This is an automated document processing system that works like a smart assistant for PDFs. You drop a PDF into a Google Drive folder, and the system takes it from there — it reads every page, pulls out all the text, saves any images it finds, writes a short summary of what each page is about, and neatly organizes everything into a spreadsheet. No manual copying and pasting.
It's designed for anyone dealing with large PDF documents — whether it's reports, scanned contracts, manuals, or research papers. The workflow handles up to 200 pages per document and processes everything in the background.
The system watches a designated Google Drive folder. As soon as a PDF is uploaded, the workflow starts automatically.
The PDF is sent to Mistral's OCR API, which scans each page and extracts both text and embedded images with high accuracy.
Every image found in the document is extracted, given a clear filename (page number + image number), and uploaded to a separate Google Drive folder. The image links are tracked in the spreadsheet.
Each page's text is passed to GPT-4.1-mini, which generates a short, one-line summary. This makes it easy to understand what a document contains at a glance.

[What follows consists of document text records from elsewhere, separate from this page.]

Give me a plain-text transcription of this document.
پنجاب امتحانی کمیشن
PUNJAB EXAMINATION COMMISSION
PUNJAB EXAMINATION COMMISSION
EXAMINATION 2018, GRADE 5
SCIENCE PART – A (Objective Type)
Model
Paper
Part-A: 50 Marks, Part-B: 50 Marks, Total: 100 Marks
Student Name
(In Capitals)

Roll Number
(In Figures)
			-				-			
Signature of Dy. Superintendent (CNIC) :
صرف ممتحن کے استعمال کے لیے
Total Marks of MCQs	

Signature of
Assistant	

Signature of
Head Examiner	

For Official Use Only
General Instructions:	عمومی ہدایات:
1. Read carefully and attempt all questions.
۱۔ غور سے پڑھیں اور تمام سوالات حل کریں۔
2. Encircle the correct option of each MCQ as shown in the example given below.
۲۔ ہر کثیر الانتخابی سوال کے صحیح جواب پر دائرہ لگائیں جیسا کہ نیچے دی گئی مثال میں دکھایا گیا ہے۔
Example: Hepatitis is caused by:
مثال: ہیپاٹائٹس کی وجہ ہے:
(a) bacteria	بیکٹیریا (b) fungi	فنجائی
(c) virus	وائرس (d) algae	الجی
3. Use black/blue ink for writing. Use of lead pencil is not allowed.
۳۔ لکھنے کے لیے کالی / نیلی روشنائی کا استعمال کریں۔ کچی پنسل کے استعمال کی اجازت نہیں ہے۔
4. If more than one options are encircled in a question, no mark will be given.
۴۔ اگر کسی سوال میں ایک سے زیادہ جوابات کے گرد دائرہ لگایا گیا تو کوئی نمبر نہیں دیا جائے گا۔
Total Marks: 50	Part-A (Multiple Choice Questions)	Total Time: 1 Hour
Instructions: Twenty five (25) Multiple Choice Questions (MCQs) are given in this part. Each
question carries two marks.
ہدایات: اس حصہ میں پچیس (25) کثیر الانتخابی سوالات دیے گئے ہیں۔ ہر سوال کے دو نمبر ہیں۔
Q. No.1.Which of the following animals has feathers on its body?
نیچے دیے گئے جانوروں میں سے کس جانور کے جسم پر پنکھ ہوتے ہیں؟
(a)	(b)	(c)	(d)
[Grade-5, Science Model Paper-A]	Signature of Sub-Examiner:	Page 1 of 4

All extracted data lands in a Google Sheet — page number, full extracted text, AI summary, image filenames, and image links. It's a clean, searchable record of your entire document.
There's nothing to click once the PDF is uploaded. The system watches, processes, and organizes everything from start to finish automatically.
Images aren't just dumped into a folder. Each one is named based on which document and page it came from, so you can always trace an image back to its source.
AI writes a short summary for every page. This is especially useful for long documents — you can browse the summaries to find the page you actually need without scrolling through hundreds of pages.
Everything lives in a Google Sheet with separate sections for text content and image data. It's easy to search, filter, export, or share with others.